What unfolds after his death, and their cover-up in order to secure more funds, is something still like a 'living-dead' movie for the director, but more psychological in head-games and, to be sure, a faithfulness to the Poe source. It is a peculiar feat to adjust to in seeing Romero, at least in the first half hour, directing more like an old pro of the studio era than with his trademark panache in editing and shocks.
This time he brings on the dread in a gradual fashion, built on guilt and paranoia, and then as Valdemar is in that freezer, a Gothic form of psychosis: two people stuck with a body, and a voice, they can't get rid of and become absorbed with. I liked it a lot- maybe more than I should have from what I read (the 'Soap' argument against it I read before, though Romero does try to give his actors more to work with than any hack would)- as it preys on the fear of death as not a final measure, with one last wicked kick in the nuts with that bed scene. Top shelf Romero? Not quite, but it's still oddly gripping, like a polished piece of clichés giving way to a wild head game of "old-school" horror.
8/10 'Black Cat': Argento's dip in the Poe pool goes to the lengths that he as a director always goes to: elaborate-to-the-Italian-horror degree style in camera and deranged horror, and even bits of dark horror that almost make Poe seem tame. I can't say how much this is tied into Poe more than I can Valdemar, but try as I might I couldn't see this as being totally peak Argento either, despite (or almost in spite of) everything he has going for it. Like Valdemar, it's about someone not coping with life after death; a photographer (Keitel) into the macabre, with a (color me shocked Argento) violinist girlfriend, has a black cat, whom the photographer strangles while taking some provocative photos. She knows he's behind it, but he can't stop himself- he needs another cat- just like the old cat- which will meet some grisly consequences.

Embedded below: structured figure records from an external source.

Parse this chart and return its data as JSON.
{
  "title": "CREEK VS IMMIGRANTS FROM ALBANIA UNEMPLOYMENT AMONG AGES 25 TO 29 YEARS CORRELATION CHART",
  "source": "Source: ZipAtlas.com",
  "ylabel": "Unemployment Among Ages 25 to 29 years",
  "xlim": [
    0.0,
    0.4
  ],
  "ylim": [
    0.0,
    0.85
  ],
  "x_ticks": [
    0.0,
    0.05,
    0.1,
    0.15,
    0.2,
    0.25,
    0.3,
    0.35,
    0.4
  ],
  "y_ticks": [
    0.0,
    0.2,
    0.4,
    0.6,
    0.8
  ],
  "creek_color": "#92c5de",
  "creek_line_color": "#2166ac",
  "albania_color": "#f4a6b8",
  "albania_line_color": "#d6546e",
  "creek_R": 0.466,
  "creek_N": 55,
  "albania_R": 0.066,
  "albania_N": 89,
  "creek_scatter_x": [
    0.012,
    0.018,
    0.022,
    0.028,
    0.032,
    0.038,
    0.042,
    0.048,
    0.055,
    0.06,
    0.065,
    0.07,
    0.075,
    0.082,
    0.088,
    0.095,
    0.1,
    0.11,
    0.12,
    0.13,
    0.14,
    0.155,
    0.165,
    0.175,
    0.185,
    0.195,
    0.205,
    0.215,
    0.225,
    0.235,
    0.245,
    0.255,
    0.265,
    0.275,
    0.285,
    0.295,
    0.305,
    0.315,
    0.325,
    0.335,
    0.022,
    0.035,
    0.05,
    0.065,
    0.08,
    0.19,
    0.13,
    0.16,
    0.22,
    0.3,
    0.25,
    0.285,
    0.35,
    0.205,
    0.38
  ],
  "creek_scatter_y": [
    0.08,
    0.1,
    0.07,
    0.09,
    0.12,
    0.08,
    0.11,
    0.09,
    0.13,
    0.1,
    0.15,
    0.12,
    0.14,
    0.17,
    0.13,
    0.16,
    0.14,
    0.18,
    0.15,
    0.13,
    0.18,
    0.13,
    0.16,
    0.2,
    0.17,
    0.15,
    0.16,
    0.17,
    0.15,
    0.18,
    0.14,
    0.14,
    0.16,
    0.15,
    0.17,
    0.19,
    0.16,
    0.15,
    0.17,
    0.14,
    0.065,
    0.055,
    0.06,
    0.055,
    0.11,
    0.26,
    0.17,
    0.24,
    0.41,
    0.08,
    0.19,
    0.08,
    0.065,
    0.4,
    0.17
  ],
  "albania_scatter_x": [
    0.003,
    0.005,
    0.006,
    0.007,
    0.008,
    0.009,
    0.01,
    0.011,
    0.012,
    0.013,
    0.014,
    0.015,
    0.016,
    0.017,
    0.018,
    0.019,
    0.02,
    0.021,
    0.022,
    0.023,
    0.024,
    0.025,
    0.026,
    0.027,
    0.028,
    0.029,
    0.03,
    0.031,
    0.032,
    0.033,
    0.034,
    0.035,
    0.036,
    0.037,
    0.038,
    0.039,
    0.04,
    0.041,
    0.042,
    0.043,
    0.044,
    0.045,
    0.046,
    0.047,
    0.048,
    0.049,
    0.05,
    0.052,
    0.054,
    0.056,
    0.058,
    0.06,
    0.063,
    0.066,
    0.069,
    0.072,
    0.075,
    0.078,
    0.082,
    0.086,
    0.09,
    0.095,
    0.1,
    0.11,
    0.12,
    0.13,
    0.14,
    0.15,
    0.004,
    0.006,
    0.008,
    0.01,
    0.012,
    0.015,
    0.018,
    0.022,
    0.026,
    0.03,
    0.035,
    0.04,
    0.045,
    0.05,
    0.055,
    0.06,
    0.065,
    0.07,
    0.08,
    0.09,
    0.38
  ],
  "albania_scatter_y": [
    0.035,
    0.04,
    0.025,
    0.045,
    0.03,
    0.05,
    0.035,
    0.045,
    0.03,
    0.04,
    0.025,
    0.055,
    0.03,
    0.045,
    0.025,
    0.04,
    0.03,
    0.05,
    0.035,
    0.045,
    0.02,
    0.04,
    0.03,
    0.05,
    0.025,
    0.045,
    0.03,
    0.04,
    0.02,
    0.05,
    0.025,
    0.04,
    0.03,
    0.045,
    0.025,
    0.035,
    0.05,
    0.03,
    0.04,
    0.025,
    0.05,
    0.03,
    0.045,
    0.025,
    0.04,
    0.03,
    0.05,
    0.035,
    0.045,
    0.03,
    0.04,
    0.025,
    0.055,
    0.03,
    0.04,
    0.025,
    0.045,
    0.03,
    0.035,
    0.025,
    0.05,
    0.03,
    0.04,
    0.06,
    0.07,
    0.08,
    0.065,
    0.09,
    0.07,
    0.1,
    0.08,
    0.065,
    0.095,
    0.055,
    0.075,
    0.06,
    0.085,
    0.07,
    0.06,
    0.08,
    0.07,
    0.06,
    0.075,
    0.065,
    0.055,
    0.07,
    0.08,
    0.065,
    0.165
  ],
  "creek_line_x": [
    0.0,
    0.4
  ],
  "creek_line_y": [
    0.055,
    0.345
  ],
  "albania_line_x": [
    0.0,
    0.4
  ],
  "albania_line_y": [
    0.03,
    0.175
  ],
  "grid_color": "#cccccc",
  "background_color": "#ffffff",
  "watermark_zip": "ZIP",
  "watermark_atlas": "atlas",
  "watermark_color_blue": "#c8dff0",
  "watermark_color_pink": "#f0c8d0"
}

Keitel's always game for something like this part, which plays like his Bad Lieutenant gone Grand Guignol, which makes for one of the best pleasures of the project. He doesn't have a whole lot of range in the role, but it's a fun one for him, chewing on the meat that Argento throws out for him scene after scene. Argento, meanwhile, even for *him* overdoes it with the horror music in certain scenes, and dares to go to too much excess with the symbolism of the white spots on the cat. But it's totally a wonder to see that dream sequence, where Keitel is in the midst of a medieval Pagan sacrifice, with a sharp cut-away in the most violent bit.
And I loved the pleasure that Argento takes in enlivening Poe's macabre with his own, with the violence extending from mania into the visual. I had my complaints at times, but it's hard to not throw up one's hands with Argento and say "why carp!" when he's unabashed in his passions of mostly constant camera movement (tracking, cranes, close-ups, pans, you-name-it) and illogical steps in plot (i.e. why Keitel's character would even put out a book with cat deaths knowing his girlfriend might see them, let alone so soon).
8/10 Bottom line, fans of the directors should check out the films, and decide for themselves how they do. It's two tall tales of curses and death, derangement and the surreal, and it's a concoction worth at least one viewing.